Monday, August 27, 2007

Notre Dame of Paris. Allan Temko.

Notre Dame of Paris
Allan Temko
New York: Time, Inc. Book Division. 1952

Why read it? Nonfiction. This book re-creates for the reader the world in which Notre Dame Cathedral was built. Construction of the Cathedral occurred because of the extraordinary faith of the people of its time—the world which Henry Adams describes as a unified society built around the Catholic religion and the universal love for the Virgin Mary. To read this book is to engage actively in the construction of one of the world’s great monuments to faith. It is also an outstanding work of art.

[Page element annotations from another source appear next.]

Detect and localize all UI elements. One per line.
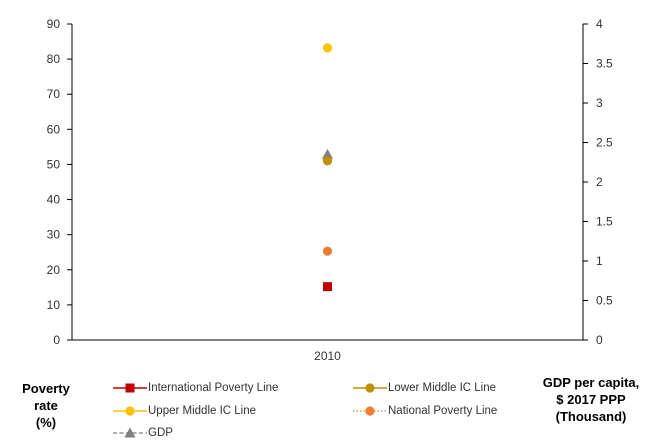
legend-label: National Poverty Line [388, 405, 498, 417]
right-axis-title-line: GDP per capita, [542, 375, 640, 390]
left-axis-tick-label: 50 [47, 157, 61, 171]
right-axis-title: GDP per capita, $ 2017 PPP (Thousand) [532, 374, 650, 425]
legend-item-national-poverty-line: National Poverty Line [352, 403, 497, 419]
legend-swatch [113, 383, 147, 393]
right-axis-tick-label: 1 [596, 254, 603, 268]
left-axis-tick-label: 40 [47, 193, 61, 207]
legend-swatch [353, 383, 387, 393]
data-point-national-poverty-line [322, 246, 333, 256]
left-axis-tick-label: 10 [47, 298, 61, 312]
right-axis-tick-label: 0 [596, 333, 603, 347]
legend-swatch [113, 427, 147, 438]
legend-item-lower-middle-ic-line: Lower Middle IC Line [352, 380, 496, 396]
legend-label: Upper Middle IC Line [148, 405, 257, 417]
legend-label: Lower Middle IC Line [388, 382, 497, 394]
legend-label: GDP [148, 427, 173, 439]
right-axis-tick-label: 0.5 [596, 294, 613, 308]
legend-label: International Poverty Line [148, 382, 279, 394]
legend-swatch [113, 406, 147, 416]
left-axis-tick-label: 20 [47, 263, 61, 277]
left-axis-tick-label: 0 [53, 333, 60, 347]
right-axis-title-line: $ 2017 PPP [556, 392, 626, 407]
right-axis-tick-label: 1.5 [596, 215, 613, 229]
legend-marker [125, 383, 135, 393]
legend-swatch [353, 406, 387, 416]
data-point-international-poverty-line [323, 282, 332, 292]
legend-marker [365, 406, 375, 416]
right-axis-tick-label: 2 [596, 175, 603, 189]
left-axis-title: Poverty rate (%) [10, 380, 82, 431]
data-point-upper-middle-ic-line [322, 43, 333, 53]
left-axis-title-line: (%) [35, 415, 57, 430]
right-axis-title-line: (Thousand) [555, 409, 627, 424]
legend-marker [125, 406, 135, 416]
legend-marker [365, 383, 375, 393]
legend-item-international-poverty-line: International Poverty Line [112, 380, 278, 396]
x-axis-tick-label: 2010 [314, 349, 341, 363]
left-axis-tick-label: 60 [47, 122, 61, 136]
left-axis-tick-label: 80 [47, 52, 61, 66]
right-axis-tick-label: 3 [596, 96, 603, 110]
left-axis-title-line: rate [34, 398, 58, 413]
left-axis-tick-label: 30 [47, 228, 61, 242]
data-point-gdp [322, 148, 333, 159]
legend-item-upper-middle-ic-line: Upper Middle IC Line [112, 403, 256, 419]
legend-item-gdp: GDP [112, 425, 173, 441]
data-point-lower-middle-ic-line [322, 156, 333, 166]
left-axis-title-line: Poverty [22, 381, 70, 396]
left-axis-tick-label: 70 [47, 87, 61, 101]
right-axis-tick-label: 3.5 [596, 57, 613, 71]
left-axis-tick-label: 90 [47, 17, 61, 31]
right-axis-tick-label: 2.5 [596, 136, 613, 150]
legend-marker [124, 427, 136, 438]
right-axis-tick-label: 4 [596, 17, 603, 31]
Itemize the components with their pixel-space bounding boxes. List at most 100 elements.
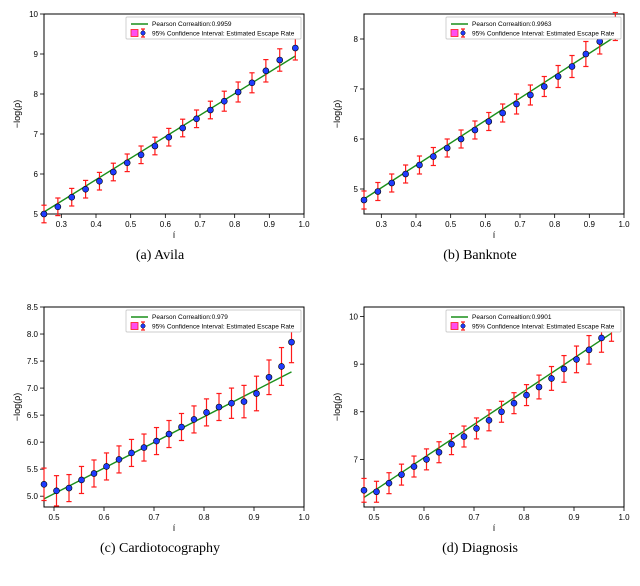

Sample Ideas from the Book. Henry Adams: The uniqueness of the Middle ages was not in their courts or castles or battles but in their cathedrals. Temko’s central theme: the genius of the age and the sweat of its people were poured into the cathedral until it became the climactic achievement of medieval Paris. Notre Dame is never boring. Built by a superb common effort in which the entire community took part, the manual laborer as well as the master artist, the serf and the villein as well as the merchant and the prince. Notre Dame possesses the variety of life itself. The communal Middle Ages when men as at few moments in history enjoyed their joint capacity to create. There is no waste—the first crime in architecture as in other arts.

Nothing haphazard in the construction of the cathedral. No project on the grand order has been more lucidly conceived and executed. Architects changed and bishops, but the grand original design of Maurice de Sully remained dominant. The typical cathedral was built in less than 100 years. The earliest known use of the device called the flying buttress, which, like most great inventions, emerged in several regions almost simultaneously. Notre Dame cannot be conceived as standing otherwise or in any other place; the site, climate, the amount of light in the air, the materials available, are all part of great construction; the same Master Builder would have built a different church at Reims and Amiens.

For Mary knows not how to judge, but only to forgive. In the Virgin’s code of justice there was no punishment, but only pardon. It was for the love of Mary that the entire community of medieval Paris joined to create the cathedral in her honor. Mary lifted and civilized the entire Western world; in an era of continual male brutality, her emblem, the rose, became the sign of the less brutal woman.

Quote. “Notre Dame depicts nothing less than the whole natural universe as it was known at the start of the thirteenth century.”

Quote. Corbusier: “A cathedral is a difficult problem ingeniously solved.”